Daniel Auteuil and Juliette Binoche star (and much love is sent from me to both their fabulous souls) in another very grown-up thriller, each of them offering up riveting portrayals of their own half of a couple beset by fear of... what, exactly, we're not entirely sure. Auteuil plays Georges Laurent, a television presenter, with Binoche playing his wife Anne. They begin to receive strange videos, left on their doorstep, showing simply them. The first, for example, is a shot of the outside of their house, filmed for a couple of hours, showing nothing much more than the activity on the street, and the Laurent's leaving the house to go to work. That's it.

Gradually, however, the videos start probing in Georges' life. Into his past. They go to the police, but the police say they can't do anything until this person actually tries to do something to them, physically. So the two (and their grumpy teenage son) are left struggling to come to terms with a stalker who may or may not be dangerous, with no idea how to make it stop. Georges ends up stumbling on a theory after one of the videos, but his explorations of the possibility ends in tragedy, in one of the most powerful scenes I've seen in a while.
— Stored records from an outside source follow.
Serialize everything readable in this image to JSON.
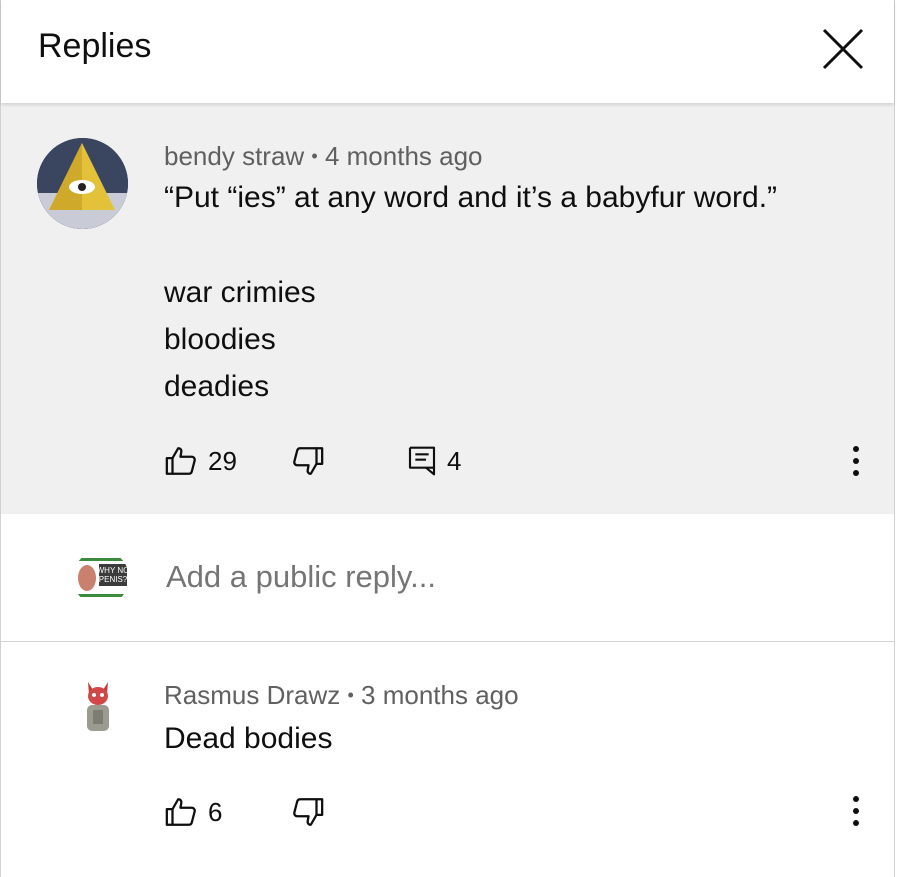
{
  "header": {
    "title": "Replies"
  },
  "top_comment": {
    "author": "bendy straw",
    "separator": "•",
    "time": "4 months ago",
    "text": "“Put “ies” at any word and it’s a babyfur word.”",
    "lines": [
      "war crimies",
      "bloodies",
      "deadies"
    ],
    "likes": "29",
    "replies": "4"
  },
  "reply_box": {
    "placeholder": "Add a public reply...",
    "avatar_text_1": "WHY NO",
    "avatar_text_2": "PENIS?"
  },
  "replies": [
    {
      "author": "Rasmus Drawz",
      "separator": "•",
      "time": "3 months ago",
      "text": "Dead bodies",
      "likes": "6"
    }
  ],
  "colors": {
    "highlight_bg": "#f0f0f0",
    "secondary_text": "#606060",
    "primary_text": "#0f0f0f"
  }
}
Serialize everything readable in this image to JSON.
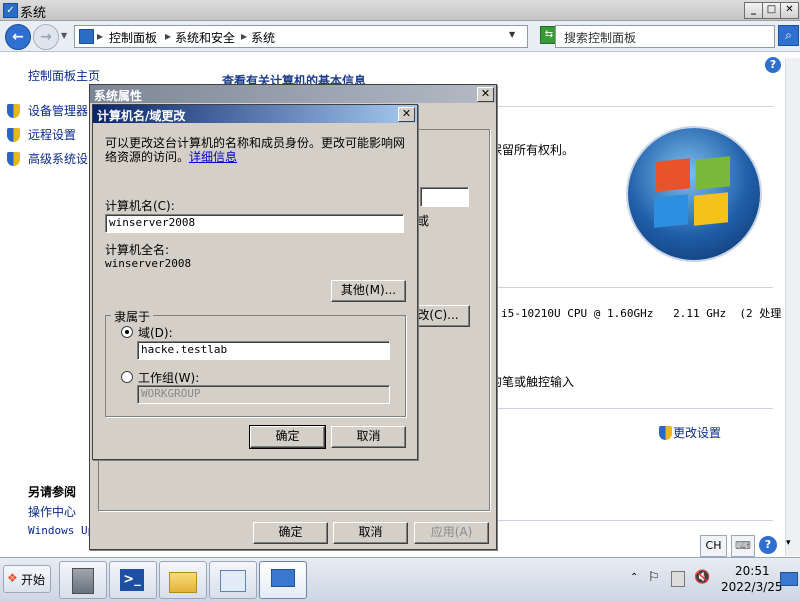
{
  "window": {
    "title": "系统",
    "min": "_",
    "max": "□",
    "close": "✕"
  },
  "address": {
    "crumbs": [
      "控制面板",
      "系统和安全",
      "系统"
    ],
    "sep": "▸",
    "search_placeholder": "搜索控制面板"
  },
  "left_nav": {
    "home": "控制面板主页",
    "items": [
      "设备管理器",
      "远程设置",
      "高级系统设"
    ],
    "see_also_title": "另请参阅",
    "see_also": [
      "操作中心",
      "Windows Up"
    ]
  },
  "main": {
    "heading": "查看有关计算机的基本信息",
    "rights_text": "保留所有权利。",
    "processor_text": "i5-10210U CPU @ 1.60GHz   2.11 GHz  (2 处理",
    "pen_text": "的笔或触控输入",
    "change_settings": "更改设置",
    "bg_partial": "或"
  },
  "sys_props": {
    "title": "系统属性",
    "change_btn": "改(C)...",
    "ok": "确定",
    "cancel": "取消",
    "apply": "应用(A)"
  },
  "name_dialog": {
    "title": "计算机名/域更改",
    "desc": "可以更改这台计算机的名称和成员身份。更改可能影响网络资源的访问。",
    "more_info": "详细信息",
    "name_label": "计算机名(C):",
    "name_value": "winserver2008",
    "full_name_label": "计算机全名:",
    "full_name_value": "winserver2008",
    "other_btn": "其他(M)...",
    "member_of": "隶属于",
    "domain_label": "域(D):",
    "domain_value": "hacke.testlab",
    "workgroup_label": "工作组(W):",
    "workgroup_value": "WORKGROUP",
    "ok": "确定",
    "cancel": "取消"
  },
  "taskbar": {
    "start": "开始",
    "lang": "CH",
    "time": "20:51",
    "date": "2022/3/25"
  },
  "colors": {
    "dialog_bg": "#d4d0c8",
    "title_active": "#0a246a",
    "link": "#0a2a8a"
  }
}
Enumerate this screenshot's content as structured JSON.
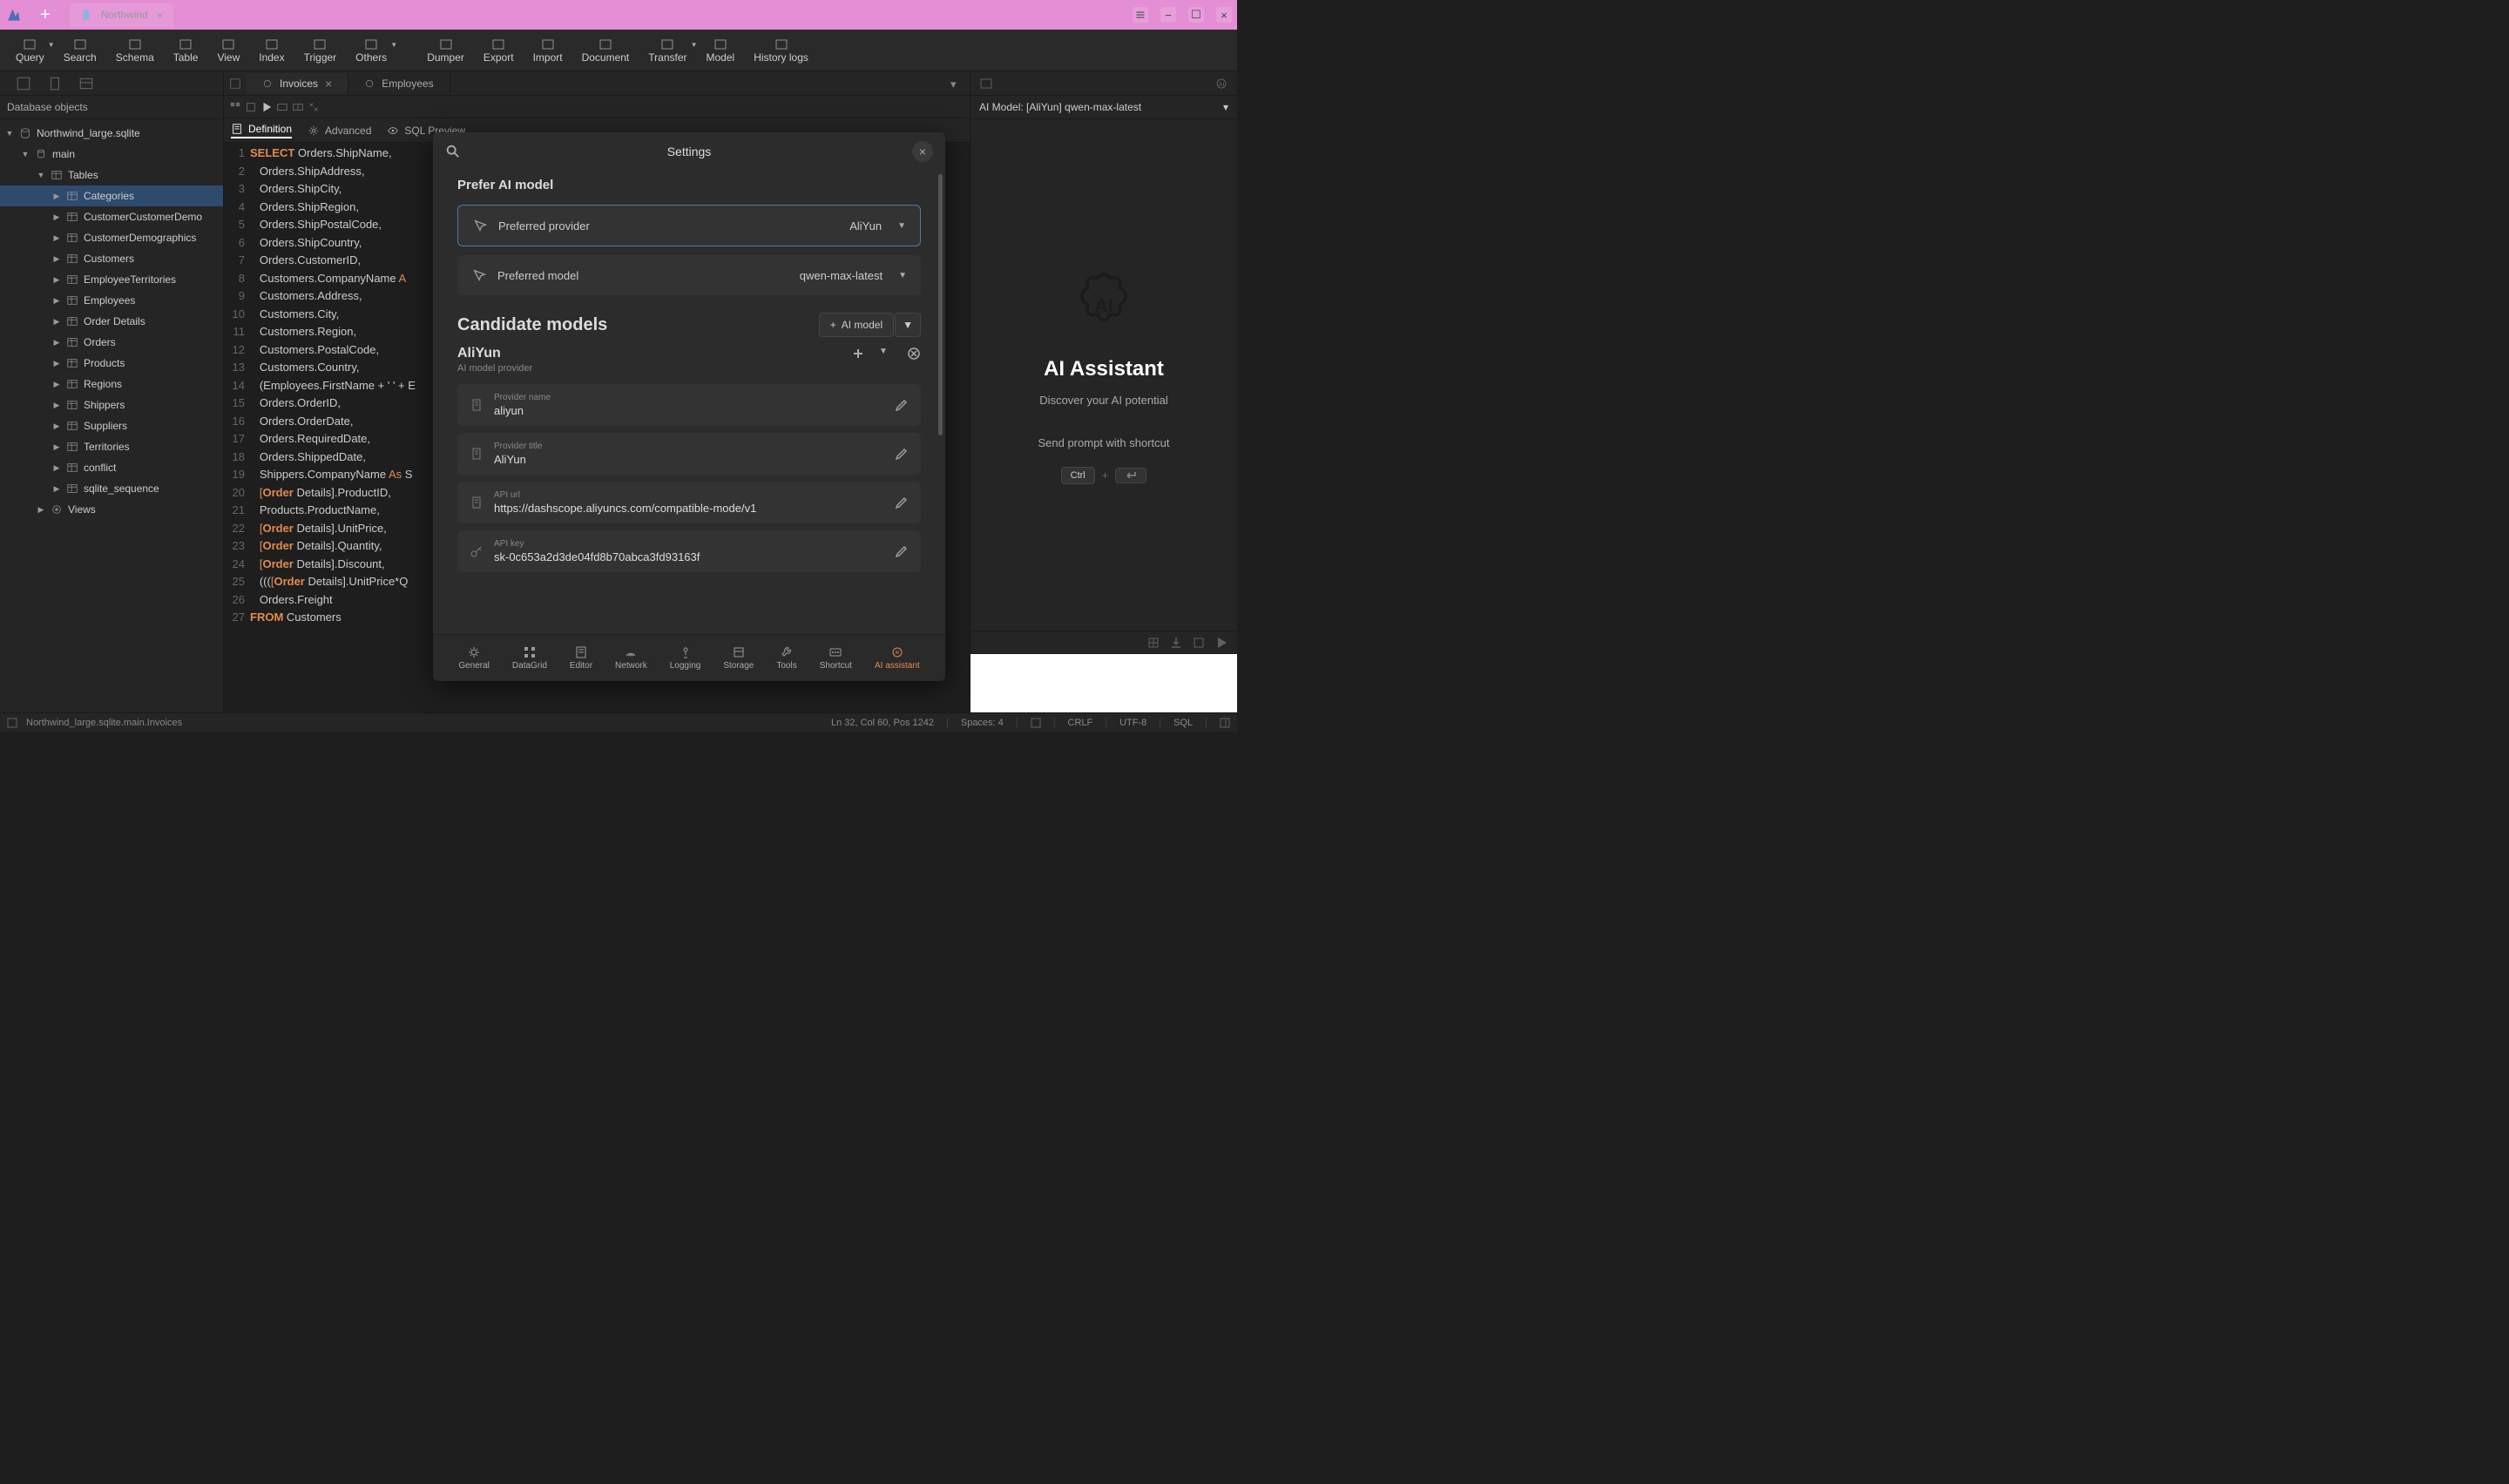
{
  "titlebar": {
    "tab_label": "Northwind"
  },
  "toolbar": [
    {
      "label": "Query",
      "dropdown": true
    },
    {
      "label": "Search"
    },
    {
      "label": "Schema"
    },
    {
      "label": "Table"
    },
    {
      "label": "View"
    },
    {
      "label": "Index"
    },
    {
      "label": "Trigger"
    },
    {
      "label": "Others",
      "dropdown": true
    },
    {
      "label": "Dumper"
    },
    {
      "label": "Export"
    },
    {
      "label": "Import"
    },
    {
      "label": "Document"
    },
    {
      "label": "Transfer",
      "dropdown": true
    },
    {
      "label": "Model"
    },
    {
      "label": "History logs"
    }
  ],
  "sidebar": {
    "header": "Database objects",
    "db": "Northwind_large.sqlite",
    "schema": "main",
    "tables_label": "Tables",
    "tables": [
      "Categories",
      "CustomerCustomerDemo",
      "CustomerDemographics",
      "Customers",
      "EmployeeTerritories",
      "Employees",
      "Order Details",
      "Orders",
      "Products",
      "Regions",
      "Shippers",
      "Suppliers",
      "Territories",
      "conflict",
      "sqlite_sequence"
    ],
    "views_label": "Views"
  },
  "tabs": [
    {
      "label": "Invoices",
      "active": true,
      "closable": true
    },
    {
      "label": "Employees",
      "active": false,
      "closable": false
    }
  ],
  "viewtabs": {
    "definition": "Definition",
    "advanced": "Advanced",
    "sqlpreview": "SQL Preview"
  },
  "code_lines": [
    "SELECT Orders.ShipName,",
    "   Orders.ShipAddress,",
    "   Orders.ShipCity,",
    "   Orders.ShipRegion,",
    "   Orders.ShipPostalCode,",
    "   Orders.ShipCountry,",
    "   Orders.CustomerID,",
    "   Customers.CompanyName A",
    "   Customers.Address,",
    "   Customers.City,",
    "   Customers.Region,",
    "   Customers.PostalCode,",
    "   Customers.Country,",
    "   (Employees.FirstName + ' ' + E",
    "   Orders.OrderID,",
    "   Orders.OrderDate,",
    "   Orders.RequiredDate,",
    "   Orders.ShippedDate,",
    "   Shippers.CompanyName As S",
    "   [Order Details].ProductID,",
    "   Products.ProductName,",
    "   [Order Details].UnitPrice,",
    "   [Order Details].Quantity,",
    "   [Order Details].Discount,",
    "   ((([Order Details].UnitPrice*Q",
    "   Orders.Freight",
    "FROM Customers"
  ],
  "ai": {
    "model_label": "AI Model: [AliYun] qwen-max-latest",
    "title": "AI Assistant",
    "subtitle": "Discover your AI potential",
    "shortcut_label": "Send prompt with shortcut",
    "key": "Ctrl"
  },
  "status": {
    "path": "Northwind_large.sqlite.main.Invoices",
    "pos": "Ln 32, Col 60, Pos 1242",
    "spaces": "Spaces: 4",
    "crlf": "CRLF",
    "enc": "UTF-8",
    "lang": "SQL"
  },
  "settings": {
    "title": "Settings",
    "section_prefer": "Prefer AI model",
    "preferred_provider_label": "Preferred provider",
    "preferred_provider_value": "AliYun",
    "preferred_model_label": "Preferred model",
    "preferred_model_value": "qwen-max-latest",
    "candidate_title": "Candidate models",
    "add_model_label": "AI model",
    "provider_name": "AliYun",
    "provider_sub": "AI model provider",
    "props": [
      {
        "label": "Provider name",
        "value": "aliyun",
        "icon": "clipboard"
      },
      {
        "label": "Provider title",
        "value": "AliYun",
        "icon": "clipboard"
      },
      {
        "label": "API url",
        "value": "https://dashscope.aliyuncs.com/compatible-mode/v1",
        "icon": "clipboard"
      },
      {
        "label": "API key",
        "value": "sk-0c653a2d3de04fd8b70abca3fd93163f",
        "icon": "key"
      }
    ],
    "footer": [
      "General",
      "DataGrid",
      "Editor",
      "Network",
      "Logging",
      "Storage",
      "Tools",
      "Shortcut",
      "AI assistant"
    ]
  }
}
The films ends, but leaves you wondering if it really has.

Hidden is a truly gripping film. It holds you in its beautiful framing and perfect tension without issue. The two magnetic and very talented stars keep you fearful and caring. Nary a foot is put wrong. And I don't really want to talk much more about it, because I don't want to start giving things away - I already fear I have let on too much. 4.5 stars.